The judge told the court that Warwick “pulled out a machete and struck him (Mr McClatchy) over the head with it. There were defence wounds to the deceased’s hands. You struck him several times on his neck with downward blows and you cut off his head.

“You then cut up his body with a machete and a saw so the lower part of his trunk would fit into a bag. You dismembered his body into three pieces. You put the body into the communal bin. There were vast quantities of blood in your flat, which you cleaned up. Thereafter, you did not try to leave but stayed in your flat, except to go to the off licence and to purchase a rug to replace the one destroyed as a result of the incident”.

The victim’s mother Mary McClatchey, said: “I was told my son died quickly and now realise he did not – the more about the incident I find out, the more it hurts. I am a mother whose son has been murdered in the most brutal way, he was not given any comfort or dignity when he died and as a mother I find this, and the loss, just too much to bear.”

Mr Justice Stephens concluded Mark Warwick suffers from a personality disorder which is distorted by paranoid schizophrenia.

The judge considered that this personality disorder creates a substantial likelihood that he will cause serious physical harm to other persons in the future.
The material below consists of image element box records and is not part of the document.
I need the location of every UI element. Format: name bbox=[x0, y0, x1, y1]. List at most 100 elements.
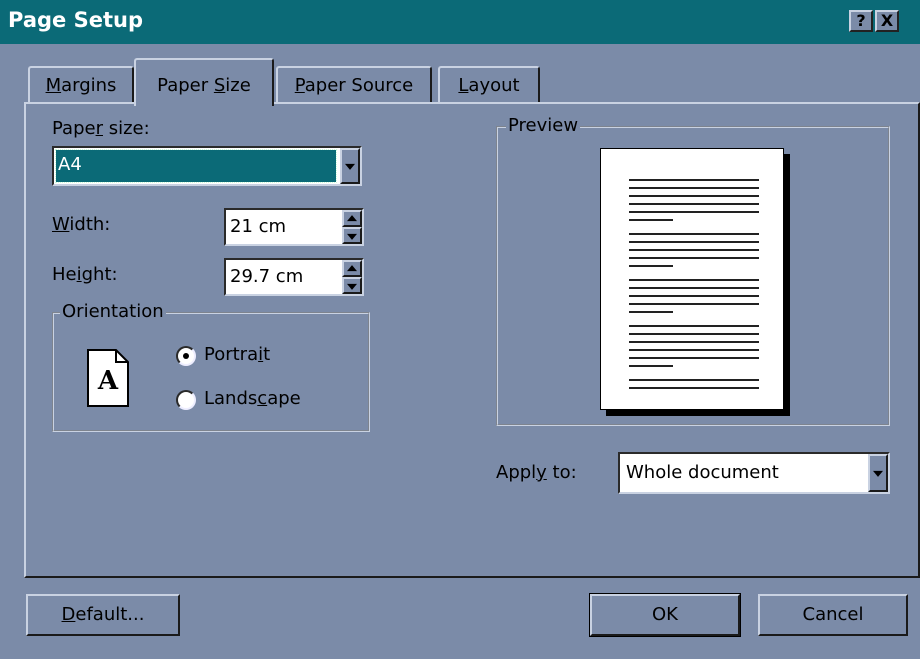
preview-text-line bbox=[629, 179, 759, 181]
portrait-label[interactable]: Portrait bbox=[204, 344, 270, 365]
apply-to-label-pre: Appl bbox=[496, 462, 537, 483]
preview-legend: Preview bbox=[506, 115, 581, 136]
paper-size-label-pre: Pape bbox=[52, 118, 96, 139]
landscape-label-rest: ape bbox=[267, 388, 301, 409]
default-button-label: efault... bbox=[75, 604, 145, 625]
landscape-radio[interactable] bbox=[176, 390, 196, 410]
ok-button-label: OK bbox=[652, 604, 678, 625]
cancel-button[interactable]: Cancel bbox=[758, 594, 908, 636]
tab-paper-source[interactable]: Paper Source bbox=[276, 66, 432, 104]
preview-page-sheet bbox=[600, 148, 784, 410]
width-spinner[interactable]: 21 cm bbox=[224, 208, 364, 246]
preview-text-line bbox=[629, 195, 759, 197]
arrow-down-icon bbox=[347, 233, 357, 240]
tab-margins-accel: M bbox=[45, 75, 62, 96]
paper-size-label-accel: r bbox=[95, 118, 103, 139]
preview-text-line bbox=[629, 365, 673, 367]
portrait-radio[interactable] bbox=[176, 346, 196, 366]
preview-text-line bbox=[629, 341, 759, 343]
help-icon: ? bbox=[856, 11, 866, 30]
preview-text-line bbox=[629, 203, 759, 205]
apply-to-value: Whole document bbox=[626, 462, 779, 483]
height-spin-down[interactable] bbox=[342, 277, 362, 294]
height-label-rest: ght: bbox=[81, 264, 118, 285]
preview-text-line bbox=[629, 265, 673, 267]
cancel-button-label: Cancel bbox=[802, 604, 864, 625]
apply-to-select[interactable]: Whole document bbox=[618, 452, 890, 494]
landscape-label-pre: Lands bbox=[204, 388, 258, 409]
tab-layout-label: ayout bbox=[468, 75, 520, 96]
tab-paper-size-label-pre: Paper bbox=[157, 75, 214, 96]
preview-text-line bbox=[629, 311, 673, 313]
apply-to-label: Apply to: bbox=[496, 462, 577, 483]
tab-paper-source-label: aper Source bbox=[304, 75, 414, 96]
preview-text-line bbox=[629, 295, 759, 297]
portrait-label-pre: Portra bbox=[204, 344, 259, 365]
tab-layout-accel: L bbox=[458, 75, 469, 96]
preview-text-line bbox=[629, 333, 759, 335]
paper-size-label: Paper size: bbox=[52, 118, 150, 139]
tab-paper-size-accel: S bbox=[213, 75, 226, 96]
chevron-down-icon bbox=[873, 470, 883, 477]
tab-layout[interactable]: Layout bbox=[438, 66, 540, 104]
preview-text-line bbox=[629, 303, 759, 305]
tab-margins-label: argins bbox=[61, 75, 117, 96]
chevron-down-icon bbox=[345, 163, 355, 170]
tab-margins[interactable]: Margins bbox=[28, 66, 134, 104]
preview-text-line bbox=[629, 357, 759, 359]
preview-text-line bbox=[629, 279, 759, 281]
preview-text-line bbox=[629, 211, 759, 213]
page-icon-letter: A bbox=[97, 366, 119, 396]
height-label: Height: bbox=[52, 264, 118, 285]
paper-size-select[interactable]: A4 bbox=[52, 146, 362, 186]
width-label-accel: W bbox=[52, 214, 70, 235]
window-title: Page Setup bbox=[8, 8, 143, 32]
width-spin-up[interactable] bbox=[342, 210, 362, 227]
preview-text-line bbox=[629, 187, 759, 189]
paper-size-label-rest: size: bbox=[102, 118, 150, 139]
preview-text-line bbox=[629, 287, 759, 289]
portrait-label-rest: t bbox=[263, 344, 271, 365]
close-icon: X bbox=[880, 11, 894, 30]
preview-text-line bbox=[629, 325, 759, 327]
preview-text-line bbox=[629, 349, 759, 351]
paper-size-dropdown-button[interactable] bbox=[340, 148, 360, 184]
preview-text-line bbox=[629, 257, 759, 259]
width-value[interactable]: 21 cm bbox=[230, 216, 286, 237]
preview-page bbox=[600, 148, 790, 416]
preview-text-line bbox=[629, 241, 759, 243]
landscape-label[interactable]: Landscape bbox=[204, 388, 301, 409]
close-button[interactable]: X bbox=[875, 10, 899, 32]
width-spin-down[interactable] bbox=[342, 227, 362, 244]
preview-text-line bbox=[629, 249, 759, 251]
default-button-accel: D bbox=[61, 604, 76, 625]
apply-to-label-rest: to: bbox=[546, 462, 577, 483]
paper-size-value: A4 bbox=[55, 149, 337, 183]
ok-button[interactable]: OK bbox=[589, 593, 741, 637]
help-button[interactable]: ? bbox=[849, 10, 873, 32]
preview-text-line bbox=[629, 387, 759, 389]
default-button[interactable]: Default... bbox=[26, 594, 180, 636]
height-label-pre: He bbox=[52, 264, 77, 285]
height-value[interactable]: 29.7 cm bbox=[230, 266, 303, 287]
arrow-down-icon bbox=[347, 283, 357, 290]
arrow-up-icon bbox=[347, 214, 357, 221]
orientation-group: Orientation A Portrait Landscape bbox=[52, 301, 370, 432]
landscape-label-accel: c bbox=[257, 388, 268, 409]
height-spin-up[interactable] bbox=[342, 260, 362, 277]
preview-text-line bbox=[629, 219, 673, 221]
preview-group: Preview bbox=[496, 115, 890, 426]
apply-to-label-accel: y bbox=[536, 462, 547, 483]
height-spinner[interactable]: 29.7 cm bbox=[224, 258, 364, 296]
tab-paper-size[interactable]: Paper Size bbox=[134, 58, 274, 106]
arrow-up-icon bbox=[347, 264, 357, 271]
preview-text-line bbox=[629, 379, 759, 381]
tab-paper-source-accel: P bbox=[294, 75, 305, 96]
width-label-rest: idth: bbox=[69, 214, 111, 235]
apply-to-dropdown-button[interactable] bbox=[868, 454, 888, 492]
radio-dot bbox=[183, 353, 189, 359]
tab-paper-size-label: ize bbox=[225, 75, 251, 96]
preview-text-line bbox=[629, 233, 759, 235]
width-label: Width: bbox=[52, 214, 110, 235]
orientation-legend: Orientation bbox=[60, 301, 166, 322]
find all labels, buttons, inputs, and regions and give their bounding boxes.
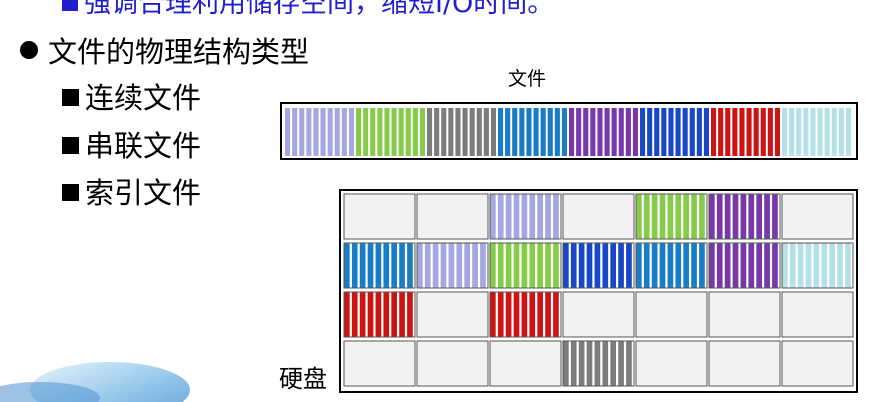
decorative-swoosh	[0, 362, 190, 402]
file-segment-blue	[640, 108, 711, 156]
disk-block-empty	[343, 340, 416, 387]
file-segment-green	[356, 108, 427, 156]
file-segment-teal_blue	[498, 108, 569, 156]
disk-block-green	[636, 194, 707, 239]
file-storage-diagram	[280, 102, 858, 393]
disk-block-empty	[489, 340, 562, 387]
disk-block-lavender	[417, 243, 488, 288]
file-segment-red	[711, 108, 782, 156]
disk-block-empty	[708, 291, 781, 338]
disk-block-empty	[708, 340, 781, 387]
file-segment-purple	[569, 108, 640, 156]
disk-block-empty	[635, 340, 708, 387]
file-segment-gray	[427, 108, 498, 156]
disk-block-purple	[709, 194, 780, 239]
disk-block-empty	[416, 291, 489, 338]
disk-block-light_cyan	[782, 243, 853, 288]
disk-block-red	[490, 292, 561, 337]
disk-block-empty	[343, 193, 416, 240]
disk-block-red	[344, 292, 415, 337]
disk-block-empty	[781, 340, 854, 387]
disk-block-empty	[416, 193, 489, 240]
disk-block-empty	[562, 193, 635, 240]
disk-block-purple	[709, 243, 780, 288]
disk-block-teal_blue	[636, 243, 707, 288]
disk-block-empty	[562, 291, 635, 338]
disk-block-green	[490, 243, 561, 288]
disk-block-empty	[781, 291, 854, 338]
file-segment-light_cyan	[782, 108, 853, 156]
disk-block-empty	[635, 291, 708, 338]
disk-block-empty	[416, 340, 489, 387]
file-segment-lavender	[285, 108, 356, 156]
disk-block-lavender	[490, 194, 561, 239]
disk-block-empty	[781, 193, 854, 240]
disk-block-teal_blue	[344, 243, 415, 288]
disk-block-gray	[563, 341, 634, 386]
disk-block-blue	[563, 243, 634, 288]
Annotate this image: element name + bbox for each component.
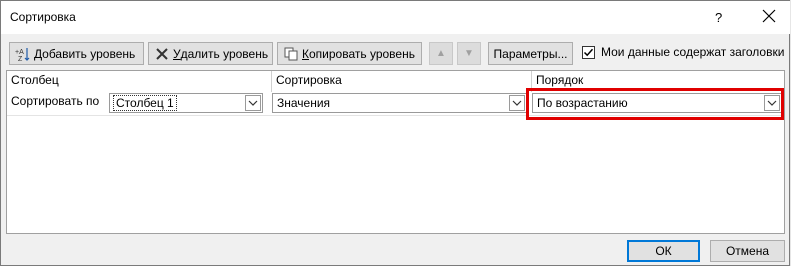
move-down-button[interactable]: ▼ xyxy=(457,42,481,65)
headers-checkbox-label: Мои данные содержат заголовки xyxy=(601,45,785,59)
copy-level-label: опировать уровень xyxy=(309,46,415,61)
svg-text:+A: +A xyxy=(15,49,24,56)
row-label: Сортировать по xyxy=(11,94,100,108)
highlight-box xyxy=(526,88,784,120)
ok-button[interactable]: ОК xyxy=(627,240,700,262)
delete-icon xyxy=(154,46,170,62)
chevron-down-icon[interactable] xyxy=(245,95,261,111)
headers-checkbox[interactable]: Мои данные содержат заголовки xyxy=(582,45,784,59)
chevron-down-icon[interactable] xyxy=(509,95,525,111)
column-header-sort-on: Сортировка xyxy=(276,73,342,87)
column-header-column: Столбец xyxy=(11,73,59,87)
delete-level-label: далить уровень xyxy=(180,46,269,61)
cancel-button[interactable]: Отмена xyxy=(710,240,785,262)
window-title: Сортировка xyxy=(10,10,76,24)
move-down-icon: ▼ xyxy=(464,48,474,59)
column-select-value: Столбец 1 xyxy=(113,95,177,111)
move-up-button[interactable]: ▲ xyxy=(429,42,453,65)
sort-on-select-value: Значения xyxy=(277,96,331,110)
column-select[interactable]: Столбец 1 xyxy=(109,93,263,113)
copy-icon xyxy=(283,46,299,62)
copy-level-hotkey: К xyxy=(302,46,309,61)
options-button[interactable]: Параметры... xyxy=(488,42,573,65)
sort-on-select[interactable]: Значения xyxy=(272,93,527,113)
sort-dialog: Сортировка ? +A Z Добавить уровень Удали… xyxy=(0,0,790,266)
add-level-label: обавить уровень xyxy=(42,46,136,61)
add-level-icon: +A Z xyxy=(15,46,31,62)
copy-level-button[interactable]: Копировать уровень xyxy=(277,42,422,65)
svg-text:Z: Z xyxy=(18,56,23,62)
delete-level-hotkey: У xyxy=(173,46,181,61)
move-up-icon: ▲ xyxy=(436,48,446,59)
title-bar: Сортировка ? xyxy=(1,1,790,34)
add-level-button[interactable]: +A Z Добавить уровень xyxy=(9,42,144,65)
checkbox-box[interactable] xyxy=(582,45,595,59)
add-level-hotkey: Д xyxy=(34,46,43,61)
delete-level-button[interactable]: Удалить уровень xyxy=(148,42,273,65)
help-button[interactable]: ? xyxy=(715,10,722,25)
close-icon[interactable] xyxy=(760,7,778,25)
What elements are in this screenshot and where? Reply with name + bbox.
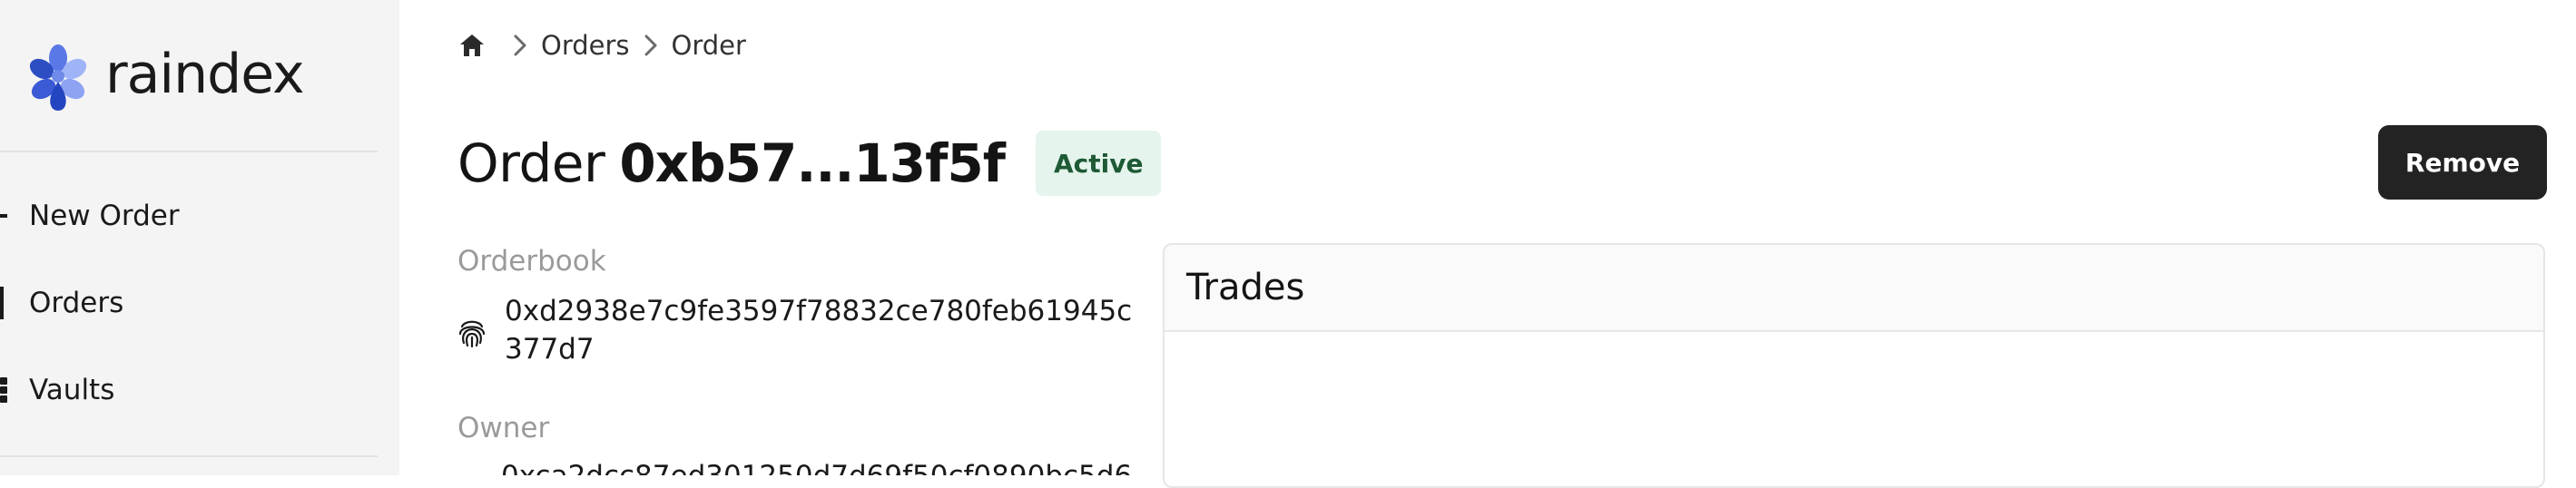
sidebar-divider (0, 151, 378, 152)
sidebar-item-orders[interactable]: Orders (0, 276, 378, 330)
sidebar-item-new-order[interactable]: New Order (0, 189, 378, 243)
breadcrumb-orders[interactable]: Orders (541, 30, 630, 61)
trades-title: Trades (1186, 267, 1305, 308)
order-hash: 0xb57...13f5f (619, 132, 1006, 194)
breadcrumb-order[interactable]: Order (672, 30, 746, 61)
status-badge: Active (1035, 131, 1162, 196)
trades-header: Trades (1165, 245, 2543, 332)
sidebar-item-label: Orders (29, 287, 124, 319)
chevron-right-icon (514, 34, 526, 56)
orderbook-address-row: 0xd2938e7c9fe3597f78832ce780feb61945c377… (457, 292, 1147, 368)
orderbook-label: Orderbook (457, 245, 606, 278)
owner-label: Owner (457, 412, 550, 444)
list-icon (0, 287, 4, 319)
sidebar-item-vaults[interactable]: Vaults (0, 363, 378, 417)
owner-address-row: 0xca2dcc87ed301250d7d69f50cf0890bc5d6 (457, 457, 1147, 475)
sidebar-divider (0, 455, 378, 457)
trades-card: Trades (1163, 243, 2545, 488)
brand-logo[interactable]: raindex (24, 42, 305, 114)
orderbook-address[interactable]: 0xd2938e7c9fe3597f78832ce780feb61945c377… (505, 292, 1140, 368)
fingerprint-icon (458, 320, 486, 348)
page-title-prefix: Order (457, 132, 605, 194)
sidebar-item-label: New Order (29, 200, 180, 232)
brand-name: raindex (105, 43, 305, 106)
plus-icon (0, 214, 7, 218)
raindex-logo-icon (29, 44, 87, 111)
owner-address[interactable]: 0xca2dcc87ed301250d7d69f50cf0890bc5d6 (501, 457, 1136, 475)
sidebar: raindex New Order Orders Vaults (0, 0, 399, 475)
page-title: Order 0xb57...13f5f Active (457, 131, 1162, 196)
sidebar-item-label: Vaults (29, 374, 115, 406)
vault-icon (0, 377, 7, 403)
chevron-right-icon (644, 34, 657, 56)
breadcrumb: Orders Order (457, 27, 746, 63)
home-icon[interactable] (457, 31, 487, 60)
remove-button[interactable]: Remove (2378, 125, 2547, 200)
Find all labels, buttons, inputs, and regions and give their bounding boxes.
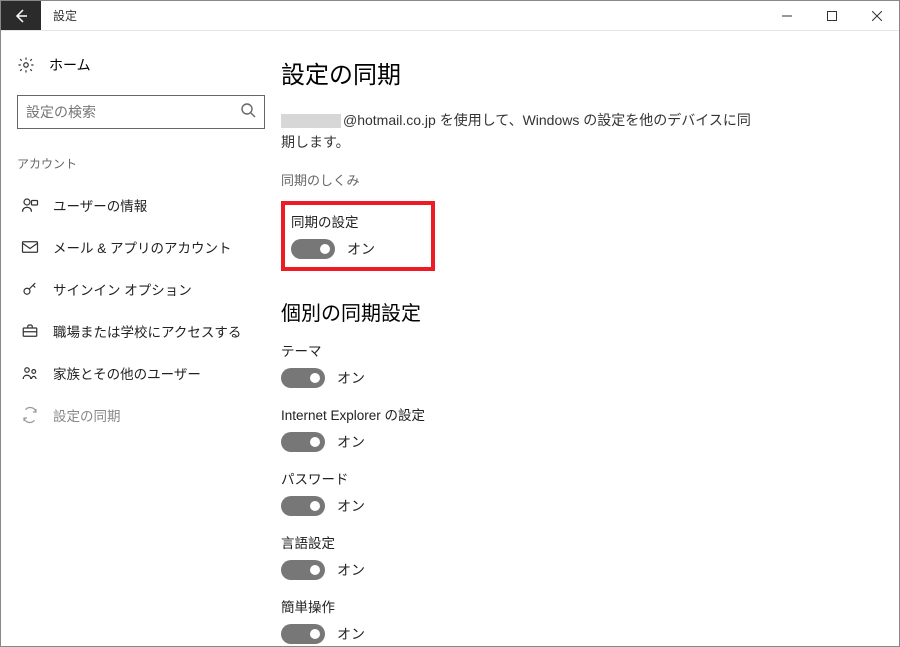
sidebar-item-label: サインイン オプション <box>53 279 192 299</box>
toggle-language-block: 言語設定 オン <box>281 532 869 580</box>
toggle-ease-label: 簡単操作 <box>281 596 869 616</box>
toggle-language[interactable] <box>281 560 325 580</box>
sync-icon <box>21 406 39 424</box>
content-pane: 設定の同期 @hotmail.co.jp を使用して、Windows の設定を他… <box>281 31 899 646</box>
close-button[interactable] <box>854 1 899 30</box>
home-label: ホーム <box>49 55 91 75</box>
sync-description-line2: 期します。 <box>281 132 869 152</box>
key-icon <box>21 280 39 298</box>
search-icon <box>240 102 256 123</box>
toggle-password-label: パスワード <box>281 468 869 488</box>
main-toggle-label: 同期の設定 <box>291 211 375 231</box>
titlebar: 設定 <box>1 1 899 31</box>
user-info-icon <box>21 196 39 214</box>
close-icon <box>872 11 882 21</box>
highlight-box: 同期の設定 オン <box>281 201 435 271</box>
main-layout: ホーム アカウント ユーザーの情報 メール & アプリのアカウント <box>1 31 899 646</box>
main-toggle[interactable] <box>291 239 335 259</box>
mail-icon <box>21 238 39 256</box>
toggle-ease-block: 簡単操作 オン <box>281 596 869 644</box>
toggle-theme-label: テーマ <box>281 340 869 360</box>
sidebar-section-label: アカウント <box>11 149 271 178</box>
sidebar-item-work-school[interactable]: 職場または学校にアクセスする <box>11 310 271 352</box>
how-sync-works-link[interactable]: 同期のしくみ <box>281 170 869 189</box>
sidebar-item-user-info[interactable]: ユーザーの情報 <box>11 184 271 226</box>
minimize-button[interactable] <box>764 1 809 30</box>
back-arrow-icon <box>13 8 29 24</box>
toggle-ie-block: Internet Explorer の設定 オン <box>281 404 869 452</box>
minimize-icon <box>782 11 792 21</box>
sidebar-item-label: ユーザーの情報 <box>53 195 147 215</box>
back-button[interactable] <box>1 1 41 30</box>
toggle-password-state: オン <box>337 496 365 516</box>
toggle-language-label: 言語設定 <box>281 532 869 552</box>
sync-description-line1: @hotmail.co.jp を使用して、Windows の設定を他のデバイスに… <box>281 110 869 130</box>
toggle-password[interactable] <box>281 496 325 516</box>
toggle-language-state: オン <box>337 560 365 580</box>
toggle-theme-block: テーマ オン <box>281 340 869 388</box>
toggle-ease-state: オン <box>337 624 365 644</box>
maximize-icon <box>827 11 837 21</box>
maximize-button[interactable] <box>809 1 854 30</box>
sidebar: ホーム アカウント ユーザーの情報 メール & アプリのアカウント <box>1 31 281 646</box>
individual-sync-header: 個別の同期設定 <box>281 297 869 326</box>
sidebar-item-label: 職場または学校にアクセスする <box>53 321 241 341</box>
sidebar-item-label: メール & アプリのアカウント <box>53 237 232 257</box>
toggle-ie[interactable] <box>281 432 325 452</box>
sidebar-item-signin-options[interactable]: サインイン オプション <box>11 268 271 310</box>
home-button[interactable]: ホーム <box>11 49 271 89</box>
toggle-ie-label: Internet Explorer の設定 <box>281 404 869 424</box>
family-icon <box>21 364 39 382</box>
search-input-wrapper[interactable] <box>17 95 265 129</box>
sidebar-item-family-users[interactable]: 家族とその他のユーザー <box>11 352 271 394</box>
toggle-password-block: パスワード オン <box>281 468 869 516</box>
redacted-email-prefix <box>281 114 341 128</box>
window-title: 設定 <box>41 1 764 30</box>
toggle-ease[interactable] <box>281 624 325 644</box>
toggle-ie-state: オン <box>337 432 365 452</box>
main-toggle-state: オン <box>347 239 375 259</box>
briefcase-icon <box>21 322 39 340</box>
toggle-theme[interactable] <box>281 368 325 388</box>
gear-icon <box>17 56 35 74</box>
sidebar-item-sync-settings[interactable]: 設定の同期 <box>11 394 271 436</box>
sidebar-item-label: 設定の同期 <box>53 405 121 425</box>
sidebar-item-mail-accounts[interactable]: メール & アプリのアカウント <box>11 226 271 268</box>
search-input[interactable] <box>26 104 240 120</box>
page-title: 設定の同期 <box>281 55 869 90</box>
toggle-theme-state: オン <box>337 368 365 388</box>
sync-description-text: @hotmail.co.jp を使用して、Windows の設定を他のデバイスに… <box>343 112 751 128</box>
sidebar-item-label: 家族とその他のユーザー <box>53 363 201 383</box>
Mr Justice Stephens added it was a matter of considerable regret that there are no high security hospital facilities available for mentally ill prisoners awaiting trial in Northern Ireland.

He said the lack of facilities makes it more difficult to assess whether a defendant is suffering from a dangerous personality disorder as well as a mental illness. This could result in the court imposing the wrong order and the defendant being released into the community when he or she still poses a serious risk.

The court was told that Warwick should serve a minimum of five years before his release is considered. “It may be longer before the defendant is considered suitable, and if released, he will be subject to licence conditions for life,” Mr Justice Stephens said.